Salgono a 300mila le morti ogni anno legate alle conseguenze dei cambiamenti climatici. Numeri che devono far riflettere i leader mondiali riuniti in questi giorni a Durban per decidere del futuro del pianeta. A diffondere le stime l’OMS, che afferma come si sia passati in appena 10 anni dalle 150mila vittime a quelle attuali, praticamente raddoppiate.

Alluvioni, siccità e altre calamità naturali hanno fatto aumentare velocemente il numero delle vittime, mentre le previsioni per il futuro sembrano essere davvero poco incoraggianti. I cambiamenti climatici imporranno all’attenzione pubblica fenomeni più frequenti di eccessive precipitazioni nel centro Europa, accompagnati dall’opposto effetto nell’area del Mediterraneo, nella quale aumenteranno i periodi di siccità.

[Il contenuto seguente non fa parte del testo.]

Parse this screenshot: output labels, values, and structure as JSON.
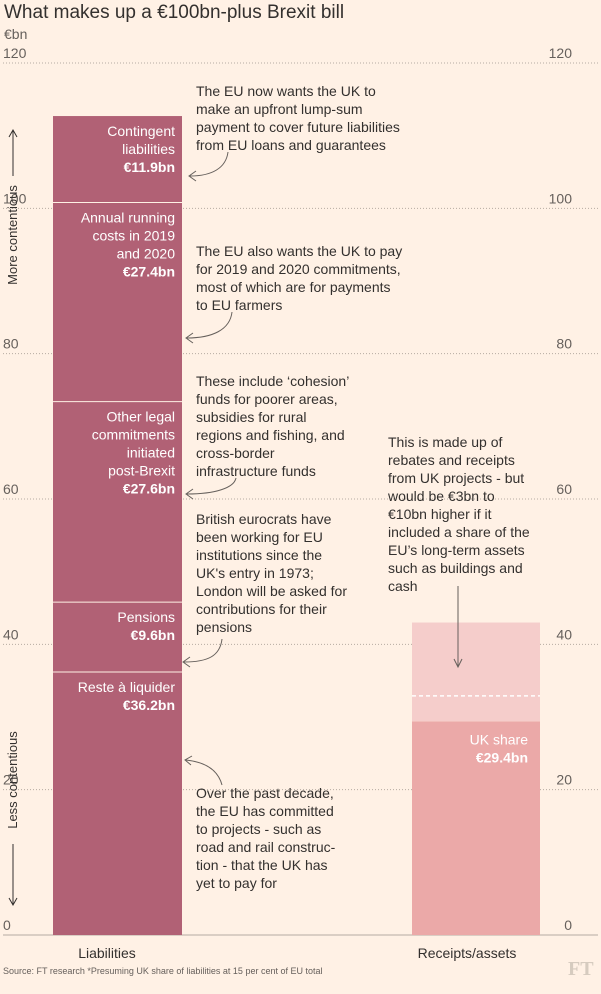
{
  "title": "What makes up a €100bn-plus Brexit bill",
  "unit": "€bn",
  "source": "Source: FT research    *Presuming UK share of liabilities at 15 per cent of EU total",
  "logo": "FT",
  "side_labels": {
    "top": "More contentious",
    "bottom": "Less contentious"
  },
  "colors": {
    "background": "#fff1e5",
    "liabilities": "#b16175",
    "uk_share": "#eba9a8",
    "receipts_extra": "#f5cdcb",
    "grid": "#b6aca2",
    "tick": "#66605c"
  },
  "chart_data": {
    "type": "bar",
    "stacked": true,
    "categories": [
      "Liabilities",
      "Receipts/assets"
    ],
    "ylim": [
      0,
      120
    ],
    "yticks": [
      0,
      20,
      40,
      60,
      80,
      100,
      120
    ],
    "grid": true,
    "liabilities_segments": [
      {
        "lines": [
          "Reste à liquider"
        ],
        "value_label": "€36.2bn",
        "value": 36.2
      },
      {
        "lines": [
          "Pensions"
        ],
        "value_label": "€9.6bn",
        "value": 9.6
      },
      {
        "lines": [
          "Other legal",
          "commitments",
          "initiated",
          "post-Brexit"
        ],
        "value_label": "€27.6bn",
        "value": 27.6
      },
      {
        "lines": [
          "Annual running",
          "costs in 2019",
          "and 2020"
        ],
        "value_label": "€27.4bn",
        "value": 27.4
      },
      {
        "lines": [
          "Contingent",
          "liabilities"
        ],
        "value_label": "€11.9bn",
        "value": 11.9
      }
    ],
    "receipts_segments": [
      {
        "lines": [
          "UK share"
        ],
        "value_label": "€29.4bn",
        "value": 29.4
      },
      {
        "lines": [],
        "value_label": "",
        "value": 13.6
      }
    ],
    "receipts_dashed_at": 32.9
  },
  "annotations": [
    {
      "id": "contingent",
      "lines": [
        "The EU now wants the UK to",
        "make an upfront lump-sum",
        "payment to cover future liabilities",
        "from EU loans and guarantees"
      ]
    },
    {
      "id": "running",
      "lines": [
        "The EU also wants the UK to pay",
        "for 2019 and 2020 commitments,",
        "most of which are for payments",
        "to EU farmers"
      ]
    },
    {
      "id": "cohesion",
      "lines": [
        "These include ‘cohesion’",
        "funds for poorer areas,",
        "subsidies for rural",
        "regions and fishing, and",
        "cross-border",
        "infrastructure funds"
      ]
    },
    {
      "id": "pensions",
      "lines": [
        "British eurocrats have",
        "been working for EU",
        "institutions since the",
        "UK's entry in 1973;",
        "London will be asked for",
        "contributions for their",
        "pensions"
      ]
    },
    {
      "id": "reste",
      "lines": [
        "Over the past decade,",
        "the EU has committed",
        "to projects - such as",
        "road and rail construc-",
        "tion - that the UK has",
        "yet to pay for"
      ]
    },
    {
      "id": "receipts",
      "lines": [
        "This is made up of",
        "rebates and receipts",
        "from UK projects - but",
        "would be €3bn to",
        "€10bn higher if it",
        "included a share of the",
        "EU’s long-term assets",
        "such as buildings and",
        "cash"
      ]
    }
  ]
}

Anche l’aspetto dell’alimentazione colpirà durante la popolazione mondiale, in un periodo neanche troppo lontano secondo la responsabile del “Programma cambiamento climatico, sviluppo sostenibile e salute” dell’Oms-Europa, Bettina Menne:

Parliamo, soprattutto, degli effetti sul ciclo dell’acqua e del cibo. Si stima infatti che nel 2020-30 – afferma l’esperta – in vari paesi dell’Asia centrale si avra’ una forte riduzione della produzione agricola a causa di un clima sempre piu’ arido, e la situazione peggiorera’ ulteriormente nell’Africa sub-sahariana. La conseguenza di cio’ sara’ un maggiore rischio di malnutrizione per la popolazione.

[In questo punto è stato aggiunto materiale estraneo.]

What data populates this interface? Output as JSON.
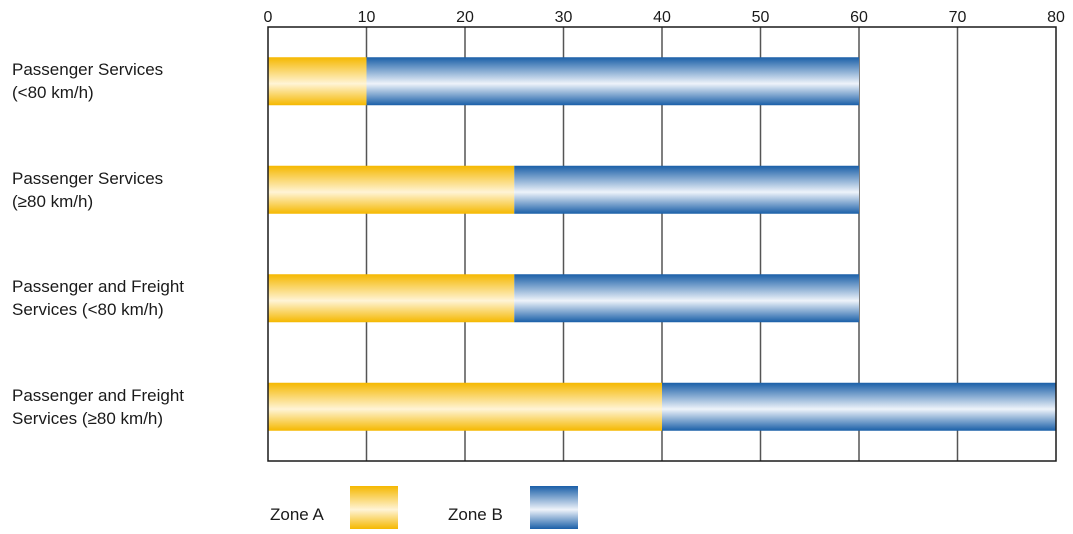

Le richieste dell’Organizzazione Mondiale della Sanità ai grandi della Terra riuniti a Durban è chiaramente espresso nelle parole di Bettina Menne:

Chiediamo che l’aumento degli investimenti in salute e sui sistemi sanitari per contrastare gli effetti dei cambiamenti climatici siano parte della convenzione finale di impegni che uscira’ dalla conferenza.